Бастьен отвязал своих лошадей и сел на одну из них.

— Но, — спросил он, приставив ладонь козырьком к глазам, — что это за всадник едет к нам по дороге из Виллер-Котре? Похоже, доктор Лекосс.

— Это и правда он, — подтвердил Консьянс. — Он обещал нанести сегодня визит папаше Каде, и вот он едет… Поезжай поить своих коней, Бастьен, поезжай!

Консьянс произнес эти слова столь серьезно, что Бастьен посмотрел на него с удивлением.

— О чем ты думаешь, Консьянс? — спросил его несколько встревоженный Бастьен.

— Я думаю, — ответил Консьянс, — что, может быть, найдется средство, чтобы матушка Мадлен не умерла от горя, а папаша Каде — от голода.

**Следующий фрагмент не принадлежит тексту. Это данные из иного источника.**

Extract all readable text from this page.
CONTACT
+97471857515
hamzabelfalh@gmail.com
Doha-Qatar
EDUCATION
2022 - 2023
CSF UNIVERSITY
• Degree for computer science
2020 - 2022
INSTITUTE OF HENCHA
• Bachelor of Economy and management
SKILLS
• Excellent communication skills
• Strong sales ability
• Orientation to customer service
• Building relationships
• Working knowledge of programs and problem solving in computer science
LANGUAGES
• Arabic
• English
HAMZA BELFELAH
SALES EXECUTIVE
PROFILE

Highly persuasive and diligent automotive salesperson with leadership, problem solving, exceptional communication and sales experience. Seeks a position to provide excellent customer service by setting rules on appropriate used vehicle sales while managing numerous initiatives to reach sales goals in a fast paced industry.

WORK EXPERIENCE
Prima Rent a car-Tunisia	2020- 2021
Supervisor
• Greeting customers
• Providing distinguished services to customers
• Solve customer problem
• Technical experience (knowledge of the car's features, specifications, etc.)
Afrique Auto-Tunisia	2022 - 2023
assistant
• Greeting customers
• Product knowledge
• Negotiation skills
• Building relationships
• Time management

Бастьен попытался разгадать значение этих слов, но, убедившись, что он не в состоянии проникнуть в замысел Консьянса, сказал:

— Воистину с тобой никогда не надо ни в чем отчаиваться… А ну, эскадрон, живо на водопой! Ах, в полку вот была потеха!

И он ускакал крупной рысью на водопой, находившийся у деревенской площади, в то время как Консьянс не спеша возвратился к папаше Каде через заднюю дверь.

XV

ОТСЕЧЕННЫЙ ПАЛЕЦ

И правда, доктор Лекосс на своей кобыле приехал с визитом к папаше Каде, которого он уже сутки не видел.

Вся несчастная семья с нетерпением его ждала. Ночь прошла спокойно; к семи вечера жар усилился и только теперь словно неохотно отпустил старика, лежавшего в глубине алькова, куда с трудом проникал свет.

Доктор велел зажечь лампу, чтобы как можно тщательнее осмотреть пациента. Лицо папаши Каде было бледно, глаза глубоко запали; пульс, правда, стал немного живее, но язык, дрожавший и произносивший только нечленораздельные звуки, с трудом раздвигал губы; больной мог слабо шевелить только левой рукой, а левая нога не двигалась вовсе.

Однако, несмотря на все это, общее состояние старика заметно улучшилось; поскольку накануне из него выпустили около шести унций крови, доктор не хотел делать повторное, весьма рискованное кровопускание, всегда опасное в подобном случае, особенно у крестьян, людей, чья кровь обеднена из-за скудной пищи. Так что врач посоветовал только сделать для ног припарки с мукой и горчицей, а для головы, которую следовало держать приподнятой, — компрессы, смоченные водой из источника, причем компрессы полагалось время от времени менять, чтобы они постоянно оставались свежими.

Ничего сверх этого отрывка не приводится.